India is ‘factory of the world’ with fastest workforce growth



Siddhartha Singh, the chief executive of Pinebridge Investments Asset Management in India, tries not to get distracted by cases of corruption, violence and other bad news that comes out of the world’s largest democracy.

And while he is betting that the prime minister Narendra Modi’s landslide election victory in May will boost the country’s economic growth, he is not concentrating on that too hard for the moment.

Instead, he is focusing on the forecast that India’s workforce will grow at the fastest rate in the world, outpacing China’s ageing population. That will help to boost his country’s industrial base, creating more jobs and bolstering the economy in the long run. Until then, Mr Singh is calmly trying to figure out which companies are set to benefit the most from that growth.

While he does not want to be drawn into revealing the names he prefers, he is upbeat about industrial and consumer companies, among others.

“The India story remains very much intact and what we have been talking about now for the past couple of years is demographics,” says Mr Singh, who oversees Pinebridge’s US$372 million India fund.

“It’s not just population growth but the fact that the working age population is growing faster than the [overall] population. And if you link this to the China story, China is ageing very fast, so India has all the potential to become the factory to the world. India can take that piece.

“I was reading a study that was saying India will add over the next two decades 220 million-odd people to the workforce compared to China, which is going to lose around 60 million people,” Mr Singh says.

Out of a population of more than 1.26 billion, there were about 487 million workers in India in 2012, the second-largest workforce after China’s, according to statistics from the US central intelligence agency.

Already, industrial production in India is on the rise.

According to HSBC’s purchasing manager’s index (PMI), Indian factory output grew in October for the 12th consecutive month thanks to an increase in export orders. The London-based bank said its India PMI rose to 51.6 points from a nine-month low of 51 hit in the previous month, according to Reuters.

In the survey, which is regarded as a harbinger of industrial and economic health, a reading of more than 50 points suggests expansion while anything below indicates contraction.

HSBC attributed the growth to good annual rains, falling commodity prices and the rising pace of economic reforms under India’s new government that has come to power with a clear mandate.

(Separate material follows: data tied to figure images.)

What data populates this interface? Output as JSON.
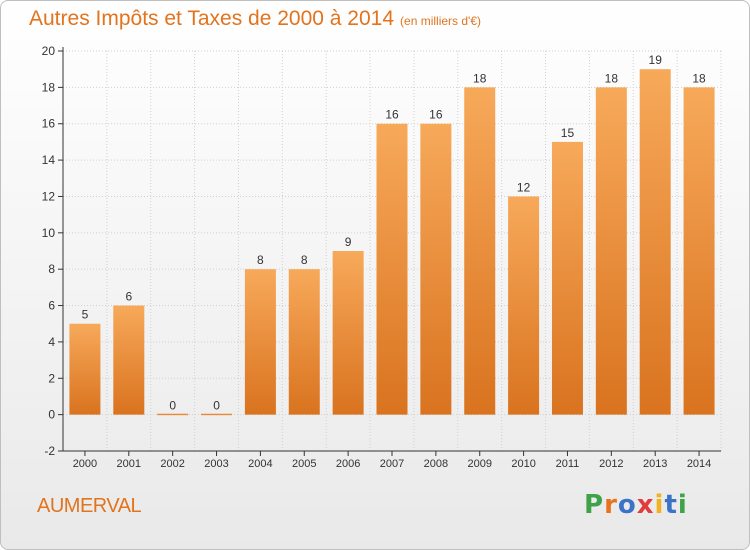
{
  "header": {
    "title": "Autres Impôts et Taxes de 2000 à 2014",
    "unit": "(en milliers d'€)"
  },
  "footer": {
    "commune": "AUMERVAL",
    "brand_letters": [
      "P",
      "r",
      "o",
      "x",
      "i",
      "t",
      "i"
    ],
    "brand_colors": [
      "#3ea24a",
      "#e8731e",
      "#3b73c9",
      "#e23b3b",
      "#f2b21f",
      "#3b73c9",
      "#3ea24a"
    ]
  },
  "colors": {
    "title": "#e2741e",
    "bar_light": "#f7a95a",
    "bar_dark": "#d9731f",
    "axis": "#333333",
    "grid": "#d0d0d0"
  },
  "chart_data": {
    "type": "bar",
    "categories": [
      "2000",
      "2001",
      "2002",
      "2003",
      "2004",
      "2005",
      "2006",
      "2007",
      "2008",
      "2009",
      "2010",
      "2011",
      "2012",
      "2013",
      "2014"
    ],
    "values": [
      5,
      6,
      0,
      0,
      8,
      8,
      9,
      16,
      16,
      18,
      12,
      15,
      18,
      19,
      18
    ],
    "data_labels": [
      "5",
      "6",
      "0",
      "0",
      "8",
      "8",
      "9",
      "16",
      "16",
      "18",
      "12",
      "15",
      "18",
      "19",
      "18"
    ],
    "y_ticks": [
      -2,
      0,
      2,
      4,
      6,
      8,
      10,
      12,
      14,
      16,
      18,
      20
    ],
    "ylim": [
      -2,
      20
    ],
    "grid": true
  }
}
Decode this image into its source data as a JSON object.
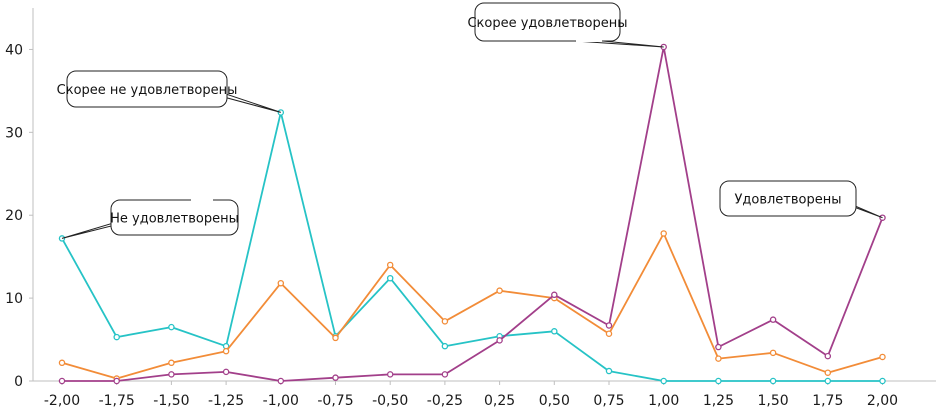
{
  "chart_data": {
    "type": "line",
    "title": "",
    "xlabel": "",
    "ylabel": "",
    "x": [
      -2.0,
      -1.75,
      -1.5,
      -1.25,
      -1.0,
      -0.75,
      -0.5,
      -0.25,
      0.25,
      0.5,
      0.75,
      1.0,
      1.25,
      1.5,
      1.75,
      2.0
    ],
    "x_tick_labels": [
      "-2,00",
      "-1,75",
      "-1,50",
      "-1,25",
      "-1,00",
      "-0,75",
      "-0,50",
      "-0,25",
      "0,25",
      "0,50",
      "0,75",
      "1,00",
      "1,25",
      "1,50",
      "1,75",
      "2,00"
    ],
    "ylim": [
      0,
      45
    ],
    "y_ticks": [
      0,
      10,
      20,
      30,
      40
    ],
    "y_tick_labels": [
      "0",
      "10",
      "20",
      "30",
      "40"
    ],
    "grid": false,
    "legend": "none",
    "series": [
      {
        "color": "#26c3c6",
        "values": [
          17.2,
          5.3,
          6.5,
          4.2,
          32.4,
          5.4,
          12.4,
          4.2,
          5.4,
          6.0,
          1.2,
          0,
          0,
          0,
          0,
          0
        ]
      },
      {
        "color": "#f28c38",
        "values": [
          2.2,
          0.3,
          2.2,
          3.6,
          11.8,
          5.2,
          14.0,
          7.2,
          10.9,
          10.0,
          5.7,
          17.8,
          2.7,
          3.4,
          1.0,
          2.9
        ]
      },
      {
        "color": "#a23f8a",
        "values": [
          0,
          0,
          0.8,
          1.1,
          0,
          0.4,
          0.8,
          0.8,
          4.9,
          10.4,
          6.7,
          40.3,
          4.1,
          7.4,
          3.0,
          19.7
        ]
      }
    ],
    "annotations": [
      {
        "text": "Не удовлетворены",
        "target_x": -2.0,
        "target_y": 17.2
      },
      {
        "text": "Скорее не удовлетворены",
        "target_x": -1.0,
        "target_y": 32.4
      },
      {
        "text": "Скорее удовлетворены",
        "target_x": 1.0,
        "target_y": 40.3
      },
      {
        "text": "Удовлетворены",
        "target_x": 2.0,
        "target_y": 19.7
      }
    ]
  }
}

Since assuming power, Mr Modi lost little time in his plans to overhaul the country’s economy, Asia’s third-biggest. As well as moving towards market-based energy pricing by removing energy subsidies, Mr Modi is also getting ready to pass a goods-and-services tax, to open up more to foreign investment as well as to better target subsidies for fertilizer, cooking gas and food more toward the poor.

As a result of the optimism, the S&P BSE Sensex Index, the country’s benchmark measure of equities, has gained 33 per cent this year, making it the fifth-best performing index in the world.

Even that has made Mr Singh, who says he is normally unmoved by short-term price movements, a bit skittish.

“Prices have gone up too fast, too quickly,” he says. “To be honest, we are anxious. We are sitting in the bazaar. I still think, though, that markets are trading at 15 per cent to 20 per cent discount to their fair value. I am not typically going by the price to earnings multiples. I am going by market cap to GDP ratio, which Warren Buffett keeps talking about.”